The art work of the album reflects the music well. It is dark, ominous, uncompromising, relentless and resolutely single-minded. The first track, "Litanie", is a mesmerising, seventeen-minute long dense fast-moving stream of vibrations around a single tonal center. As a listener, it feels like you're dragged into a maelstrom of sound, or pushed forward by a powerful sirocco from which there is no escape except to move with the flow. Despite the single sonic center, the viola, sax and piano oscillate in varying repetitive phrases and timbres, propulsed forward by Wolfarth's relentless drumming. The music is so powerful, coherent and dense that the individual instruments disappear within the overall wall of sound. 
The second track, "Ether", has a lighter texture, but the interaction is no less intense, with the various instruments approaching each other in their quest to converge, to create homogeneity of sound, and maybe even of being, which seems to be achieved halfway the track, when a deep rumbling is the only sound to exist. The texture may be lighter, yet the mood is as dark and plaintive as on the first track, and even if the structure and narrative are more varied, it leaves the listener perplex till the end. 

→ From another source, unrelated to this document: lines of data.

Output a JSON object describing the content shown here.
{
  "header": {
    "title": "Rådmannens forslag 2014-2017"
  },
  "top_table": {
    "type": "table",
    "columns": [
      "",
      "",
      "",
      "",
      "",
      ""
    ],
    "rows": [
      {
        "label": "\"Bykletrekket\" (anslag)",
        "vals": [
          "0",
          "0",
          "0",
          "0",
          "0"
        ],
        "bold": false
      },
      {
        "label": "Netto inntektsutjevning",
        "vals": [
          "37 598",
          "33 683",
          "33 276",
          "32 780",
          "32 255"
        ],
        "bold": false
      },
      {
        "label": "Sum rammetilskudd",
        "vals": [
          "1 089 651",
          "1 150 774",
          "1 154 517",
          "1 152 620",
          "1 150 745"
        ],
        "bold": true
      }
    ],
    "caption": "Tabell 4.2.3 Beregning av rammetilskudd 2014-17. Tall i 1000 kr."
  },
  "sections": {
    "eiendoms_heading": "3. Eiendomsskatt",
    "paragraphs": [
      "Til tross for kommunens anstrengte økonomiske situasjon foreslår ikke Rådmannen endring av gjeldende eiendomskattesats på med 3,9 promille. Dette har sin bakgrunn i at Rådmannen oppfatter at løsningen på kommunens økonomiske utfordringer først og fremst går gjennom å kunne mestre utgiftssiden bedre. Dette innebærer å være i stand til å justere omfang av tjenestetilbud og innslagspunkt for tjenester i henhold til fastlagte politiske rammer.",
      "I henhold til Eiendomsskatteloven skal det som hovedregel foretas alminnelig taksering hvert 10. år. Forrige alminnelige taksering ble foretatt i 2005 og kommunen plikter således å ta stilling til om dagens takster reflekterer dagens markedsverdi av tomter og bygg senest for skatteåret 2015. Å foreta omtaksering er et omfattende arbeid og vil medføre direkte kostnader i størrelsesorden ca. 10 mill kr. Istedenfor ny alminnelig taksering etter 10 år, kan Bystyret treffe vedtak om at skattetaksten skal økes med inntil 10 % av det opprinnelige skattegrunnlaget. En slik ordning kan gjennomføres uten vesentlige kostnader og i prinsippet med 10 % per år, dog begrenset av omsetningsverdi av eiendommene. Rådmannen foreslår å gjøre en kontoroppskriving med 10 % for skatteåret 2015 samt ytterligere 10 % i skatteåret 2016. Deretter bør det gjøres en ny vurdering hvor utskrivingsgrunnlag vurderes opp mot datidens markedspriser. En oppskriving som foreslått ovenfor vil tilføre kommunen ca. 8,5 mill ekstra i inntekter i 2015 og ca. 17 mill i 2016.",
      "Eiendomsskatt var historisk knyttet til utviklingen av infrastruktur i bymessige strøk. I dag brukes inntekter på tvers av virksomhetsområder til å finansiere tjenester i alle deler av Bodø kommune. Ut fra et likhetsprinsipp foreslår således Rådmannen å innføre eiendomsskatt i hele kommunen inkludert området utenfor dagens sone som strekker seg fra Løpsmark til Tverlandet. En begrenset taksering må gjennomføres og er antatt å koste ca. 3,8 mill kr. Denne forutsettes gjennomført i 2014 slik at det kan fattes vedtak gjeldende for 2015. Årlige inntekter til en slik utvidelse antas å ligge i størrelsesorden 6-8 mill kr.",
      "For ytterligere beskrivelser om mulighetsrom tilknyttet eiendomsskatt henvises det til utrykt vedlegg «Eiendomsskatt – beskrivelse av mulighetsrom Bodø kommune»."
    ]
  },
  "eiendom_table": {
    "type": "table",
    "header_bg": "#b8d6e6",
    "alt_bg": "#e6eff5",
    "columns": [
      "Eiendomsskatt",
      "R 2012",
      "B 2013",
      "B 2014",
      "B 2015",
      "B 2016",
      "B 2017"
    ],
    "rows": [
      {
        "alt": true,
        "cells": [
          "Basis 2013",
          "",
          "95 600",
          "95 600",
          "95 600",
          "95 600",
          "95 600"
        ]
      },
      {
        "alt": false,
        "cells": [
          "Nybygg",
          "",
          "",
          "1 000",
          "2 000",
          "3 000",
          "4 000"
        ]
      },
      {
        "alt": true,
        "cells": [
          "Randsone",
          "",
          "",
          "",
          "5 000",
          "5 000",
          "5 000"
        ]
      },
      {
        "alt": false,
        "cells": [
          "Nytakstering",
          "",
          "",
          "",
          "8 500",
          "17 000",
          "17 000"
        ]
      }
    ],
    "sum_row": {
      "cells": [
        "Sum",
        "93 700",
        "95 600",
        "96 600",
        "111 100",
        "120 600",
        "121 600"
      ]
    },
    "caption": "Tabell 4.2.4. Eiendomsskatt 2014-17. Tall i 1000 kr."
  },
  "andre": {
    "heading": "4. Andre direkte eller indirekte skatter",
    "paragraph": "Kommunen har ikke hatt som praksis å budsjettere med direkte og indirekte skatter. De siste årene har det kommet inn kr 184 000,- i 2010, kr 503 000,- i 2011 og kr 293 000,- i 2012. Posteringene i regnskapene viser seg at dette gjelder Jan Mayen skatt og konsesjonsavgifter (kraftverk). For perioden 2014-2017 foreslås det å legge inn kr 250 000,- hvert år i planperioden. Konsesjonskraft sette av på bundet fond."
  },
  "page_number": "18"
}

The quartet's instruments could give the wrong impression that this is a jazz quartet, but the music is not, and should rather be categorised as modern electroacoustic music or sound art. You love it or you hate it. That's what we like: musicians taking risks, creating completely new sonic environments that may only resonate with a limited number of listeners, but that are totally fascinating and riveting. It will not leave you indifferent.